There was magic in the six Schubert-Liszt pieces. The first and second pieces were slow, and she took us to great heights. The fourth piece, Der Doppelgänger, depicts the speaker visiting the place where his love once lived and sees a double of himself there. Schubert, in his intimate mastery of telling a story with music sets a slow and complex vocal line against soft, long piano chords to invoke the sensation of the speaker's intractable melancholy against the unstoppable passage of time. The transcription of the Doppelgänger is difficult to pull off on piano because of its extreme slowness–tones die away very fast on the piano with notes this long, and most of the charm of the melody is in the way the singer's voice rises and falls on a note while the piano's chords die away. Frankly, it is one of my favorite pieces of all time, and though I personally take issue with the piece because the piano (a percussion instrument, as Ms. Lisitsa was apt to point out) can't be made to deliver a melody quite as convincingly as a good singer might, her performance of it was a runaway success.
The Erlkönig and Ständchen are the two most famous transcriptions, Ständchen having one of the most famous melodies in the world. Erlkönig is through-composed but very strophic, and Ständchen is strictly strophic, but each work has a technically demanding climax towards the end where the piece either speeds up or the texture gets thicker, and each time when it did, the problem of rushing through dramatic climaxes reared its unwelcome head. Though in the Erlkönig it was somewhat fitting with the drama of the story (you owe it to yourself to look up the poem by Goethe), it was maddening in the echo section of Ständchen.
The Schubert impromptu was perfect for her. Everything the music demanded, she provided: full tone, clear touch, humor, darkness when the variations went into the minor mode–she had it all.

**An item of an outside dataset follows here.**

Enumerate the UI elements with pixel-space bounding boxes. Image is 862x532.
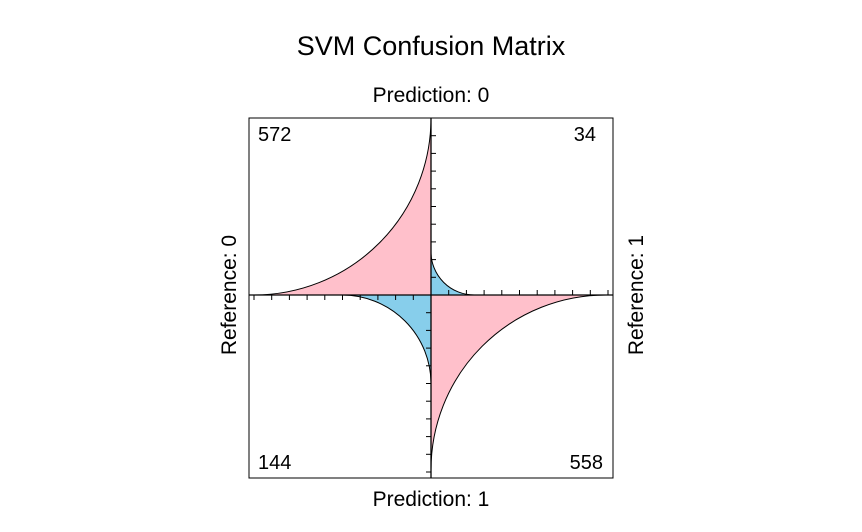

She finished the impromptu and, taking us by surprise, proceeded uninterrupted into the Totentanz (Dance of Death).
The youtube video of her performing this piece is breathtaking. The Totentanz is 15 minutes of a sort of pyrotechnic extemporization, and it might be a really dramatic showpiece in the hands of an artist with just the right amount of volatility and control. Ms. Lisitsa played some parts of it better than in the video and some not as well. There is a section right before the middle of the piece where after a big buildup, the main theme is played with high speed repeated notes. In that moment, at that crucial juncture, where her playing and dexterity were most exposed, she balked: she pedaled through it, losing the bullet-like clarity of the passage, and then played some of her few exposed wrong notes of the evening.
After the Totentanz, she was called back to the stage three times, after which, she gave an "oh, I suppose" head nod to the piano and gave a very soft, understated performance of Für Elise by Beethoven. In that rondo, there are two contrasting sections that virtuosos often blitz through. Ms. Lisitsa tastefully did no such thing.
My impression of the evening was that Ms. Lisitsa is an artist with a vibrant temperament and who frequently plays with abandon–she more often chooses to "let herself go" with the music–but not [yet] one of knowing restraint or probing intelligence or scrupulous attention to detail. Her virtuoso playing is extremely good, but it wasn't tempered enough to give the Godowsky the élan that makes the piece sound as dashing as it is. It's the highly intelligent and very unusual artist who can pull off the taxing programming decision to play seven Chopin nocturnes in a row. The moments that require subtlety in playing Chopin are pretty straightforward, but in Mozart they are not, and we noticed. Her tone and touch were gorgeous in all the pieces (especially the 12th Hungarian Rhapsody), even though her structural understanding sometimes left the pieces feeling overlong or winded. Her damming of the torpedoes in the final climax of the Totentanz was welcome and exciting, but in the Nocturnes, and the lieder transcriptions, it was just...a little too much excitement.